I found that the most remarkable point of this even is overcoming the border of religion. For the ceremony, many priests from various kinds of religions got together at the same place and prayed one after another. Although I don't know well about any religions because I'm nonreligious person, I could see some hope that people can talk and understand each other over the differences of belief.



Yakitori is one of the most popular Japanese dishes, especially as a side dish for drinking Sake. I found so an authentic Yakitori restaurant, "Tory", in midtown."Yaki" means grilled, and "-tori" means chicken. But it's something different from grilled chicken.

The style of Yakitori is small chicken fragments with a thin stick for a bite. We eat every part of chicken such as heart, skin, tail and even borns! Borns are called "Nankotsu". Its texture is very funny and like plastic! My American friend can't understand why people eat borns with no taste. But most Jpanese people enjoy this taste feeling as their status.

Yakitori chefs show their technique of grilling chicken in front of customers. They are so dedicated to their job. I think that this attitude can create an artistic bite, which makes people happy.


Mr. Mirikitani

I visited a birthday party for a 87-year-old Japanese American artist.
His name is Mr. Jimmy Mirikitani, who used to be a homeless in Manhattan until Sep. 11, 2001.

""Cats of Mirikitani"is the film which describes his stormy life as a Japanese American and his terning point after 9/11. I knew one of the coproducer and visited this party to celebrate Mr. Mirikitani's birthday and their successful distribution in many cities.

Mr. Mirikitani is going to Japan this August because "Cats of Mirikitani" will be shown in Japan, too. He came to the U.S. before the war. So, how stiring could it be to go back to his original home country after 60 years? I hope that he will enjoy his visiting Japan.


Fly with fire...?

Last night about 9:30 p.m., beside 5th Avenue in Manhattan, it happened. I couldn't believe my eyes!How exciting!!

What I found on the street was a small insect with light on its back. I didn't know the word and found it in my dictionary:FIREFLY. "Is it a fly with fire? Scary!" said my Korean friend with me. "No! It's not a fly!"

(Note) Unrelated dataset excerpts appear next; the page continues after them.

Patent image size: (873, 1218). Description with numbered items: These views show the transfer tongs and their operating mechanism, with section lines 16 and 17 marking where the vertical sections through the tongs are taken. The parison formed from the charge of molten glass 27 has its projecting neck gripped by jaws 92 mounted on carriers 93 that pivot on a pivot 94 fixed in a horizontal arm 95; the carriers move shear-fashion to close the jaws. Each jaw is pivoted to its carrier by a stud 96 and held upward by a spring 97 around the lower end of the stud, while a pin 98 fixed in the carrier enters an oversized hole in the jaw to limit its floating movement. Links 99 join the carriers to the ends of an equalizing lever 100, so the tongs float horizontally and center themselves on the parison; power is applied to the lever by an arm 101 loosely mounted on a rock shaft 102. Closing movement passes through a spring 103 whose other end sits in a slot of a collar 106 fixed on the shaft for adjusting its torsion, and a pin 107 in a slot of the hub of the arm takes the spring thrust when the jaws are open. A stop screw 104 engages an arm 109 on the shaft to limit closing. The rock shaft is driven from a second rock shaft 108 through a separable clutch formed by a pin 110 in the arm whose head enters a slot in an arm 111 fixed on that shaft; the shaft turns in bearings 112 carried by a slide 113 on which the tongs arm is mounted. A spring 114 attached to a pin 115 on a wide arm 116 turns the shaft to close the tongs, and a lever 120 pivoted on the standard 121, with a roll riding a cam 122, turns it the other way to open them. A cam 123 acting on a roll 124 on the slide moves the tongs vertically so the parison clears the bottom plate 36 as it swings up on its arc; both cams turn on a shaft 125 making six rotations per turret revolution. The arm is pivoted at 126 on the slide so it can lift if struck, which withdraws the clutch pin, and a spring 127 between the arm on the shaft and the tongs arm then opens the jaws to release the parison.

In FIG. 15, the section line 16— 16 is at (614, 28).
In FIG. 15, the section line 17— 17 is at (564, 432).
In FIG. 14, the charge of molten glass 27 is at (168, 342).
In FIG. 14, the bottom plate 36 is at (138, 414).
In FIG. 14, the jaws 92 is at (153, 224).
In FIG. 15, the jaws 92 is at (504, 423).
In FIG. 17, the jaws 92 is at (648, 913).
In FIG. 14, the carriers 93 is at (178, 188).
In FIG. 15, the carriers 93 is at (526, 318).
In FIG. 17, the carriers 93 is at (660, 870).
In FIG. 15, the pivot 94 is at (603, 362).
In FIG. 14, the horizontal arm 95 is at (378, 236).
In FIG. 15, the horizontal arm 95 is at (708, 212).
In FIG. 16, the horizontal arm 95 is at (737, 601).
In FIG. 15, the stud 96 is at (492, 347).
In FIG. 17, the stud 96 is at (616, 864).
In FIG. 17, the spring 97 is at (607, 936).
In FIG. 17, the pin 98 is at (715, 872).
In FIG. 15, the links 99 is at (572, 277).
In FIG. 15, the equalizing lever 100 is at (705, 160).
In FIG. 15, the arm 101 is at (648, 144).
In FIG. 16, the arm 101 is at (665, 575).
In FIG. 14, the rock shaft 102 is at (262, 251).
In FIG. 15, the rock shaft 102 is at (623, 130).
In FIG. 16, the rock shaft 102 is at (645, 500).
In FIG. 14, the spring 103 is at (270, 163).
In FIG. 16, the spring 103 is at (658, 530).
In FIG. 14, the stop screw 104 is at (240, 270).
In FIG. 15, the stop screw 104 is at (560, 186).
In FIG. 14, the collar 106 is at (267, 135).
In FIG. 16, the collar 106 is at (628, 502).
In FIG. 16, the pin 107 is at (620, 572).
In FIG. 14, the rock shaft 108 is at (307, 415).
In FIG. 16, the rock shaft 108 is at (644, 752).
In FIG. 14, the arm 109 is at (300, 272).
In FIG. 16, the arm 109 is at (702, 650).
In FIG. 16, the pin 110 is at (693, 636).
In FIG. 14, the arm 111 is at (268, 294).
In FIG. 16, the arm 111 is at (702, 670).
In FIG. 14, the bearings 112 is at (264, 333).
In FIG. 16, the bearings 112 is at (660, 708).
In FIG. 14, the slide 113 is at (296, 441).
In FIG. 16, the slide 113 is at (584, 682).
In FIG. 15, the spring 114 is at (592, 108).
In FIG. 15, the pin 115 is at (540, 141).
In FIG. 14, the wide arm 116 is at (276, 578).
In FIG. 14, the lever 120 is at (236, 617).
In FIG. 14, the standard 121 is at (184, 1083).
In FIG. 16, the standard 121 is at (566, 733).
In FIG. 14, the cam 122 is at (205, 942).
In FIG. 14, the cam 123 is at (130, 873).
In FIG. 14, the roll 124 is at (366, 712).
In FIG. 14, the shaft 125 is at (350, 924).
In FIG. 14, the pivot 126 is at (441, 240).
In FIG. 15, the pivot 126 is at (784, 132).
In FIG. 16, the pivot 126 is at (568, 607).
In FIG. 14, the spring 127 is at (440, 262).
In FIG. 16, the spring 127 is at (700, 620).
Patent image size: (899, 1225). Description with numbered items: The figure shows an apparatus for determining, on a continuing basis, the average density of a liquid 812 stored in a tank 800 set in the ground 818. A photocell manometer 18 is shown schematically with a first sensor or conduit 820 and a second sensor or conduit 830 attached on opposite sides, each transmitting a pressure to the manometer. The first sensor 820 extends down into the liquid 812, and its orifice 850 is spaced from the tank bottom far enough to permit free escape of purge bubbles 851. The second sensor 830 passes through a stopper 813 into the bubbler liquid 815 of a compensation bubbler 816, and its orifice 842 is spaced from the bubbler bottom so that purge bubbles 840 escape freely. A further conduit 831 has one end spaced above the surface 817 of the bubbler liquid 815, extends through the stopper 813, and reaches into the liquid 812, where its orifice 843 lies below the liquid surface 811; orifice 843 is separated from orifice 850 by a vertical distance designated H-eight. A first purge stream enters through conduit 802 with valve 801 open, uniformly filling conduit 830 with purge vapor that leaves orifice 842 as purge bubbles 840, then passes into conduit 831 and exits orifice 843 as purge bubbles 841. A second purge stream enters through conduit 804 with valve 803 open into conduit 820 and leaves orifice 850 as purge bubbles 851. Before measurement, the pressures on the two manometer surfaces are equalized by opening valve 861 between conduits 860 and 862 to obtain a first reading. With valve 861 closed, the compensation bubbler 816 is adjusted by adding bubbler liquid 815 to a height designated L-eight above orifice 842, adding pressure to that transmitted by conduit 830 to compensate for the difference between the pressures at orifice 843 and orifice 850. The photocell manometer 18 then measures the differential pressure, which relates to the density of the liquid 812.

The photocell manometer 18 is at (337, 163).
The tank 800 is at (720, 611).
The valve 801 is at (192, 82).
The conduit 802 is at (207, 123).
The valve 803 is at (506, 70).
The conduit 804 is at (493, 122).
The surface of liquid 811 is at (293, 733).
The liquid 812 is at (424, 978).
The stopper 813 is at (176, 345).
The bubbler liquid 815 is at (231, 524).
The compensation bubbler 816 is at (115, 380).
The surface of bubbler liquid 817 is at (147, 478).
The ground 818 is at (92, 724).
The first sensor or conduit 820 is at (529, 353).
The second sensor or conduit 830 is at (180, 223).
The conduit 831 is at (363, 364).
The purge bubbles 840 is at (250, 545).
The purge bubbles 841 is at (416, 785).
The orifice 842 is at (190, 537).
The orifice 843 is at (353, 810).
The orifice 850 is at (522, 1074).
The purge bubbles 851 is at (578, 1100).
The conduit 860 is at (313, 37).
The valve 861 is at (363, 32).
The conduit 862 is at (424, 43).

June is the season of firefly watching in Japan. Japanese people have particular longing for this insect because its short-lived fragility and faint lighting match Japanese nostalgic culture. Firefly watching,"Hotaru-gari",is very tastful annual event in Japan. Lately, I've missed my home and desired to see it. Then, it showed up for me!!


Mt. Fuji

"Mt. Fuji was reported as a mecca of illegal dumping by CNN,"
my friend told me.

It has indeed been a serious environmental problem for several years in my home town. Some immoral garbage collection companies are piling bulky refuse around Mt. Fuji for their profit. On the air, tons of untreated waste such as broken refrigerators, washing machines, TVs or any other garbage were revealed.

The CNN reporter described, "Is here the cleanest contry in the world?"
It is true but I feel so sad that "the beauty of Mt.Fuji was given such a dishonorable title by American Media.


"Japan Day" in Central Park

Japanese community in New York held the first event "Japan Day" on June 3. So many people visited this event and they enjoyed Japanese culture.
Then, a special guest showed up. It was 2007's Ms. Universe, Ms. Riyo Mori. She won the contest just 6 days ago in Mexico City and got the first Japanese Ms. Universe in 48 years. She is from my hometown, Shizuoka, Japan!! I'm so proud of her! Her beauty fascinated all people in the event.
Riyo Mori's Blog


New York Life

Since I came to New York, I have been always wondering how and where I can write about my feeling about Japanese culture. In such a diverse culture in New York City, Japanese culture is not a small part of them. But there are a lot of misunderstanding and confusion with other Asian cultures because Japanese culture is mostly described in Japanese language.

Now, I found it! I decided to challenge my first blog here.
I hope that this blog can be the place to discover some unknown Japanese and American cultures both for Japanese and American people.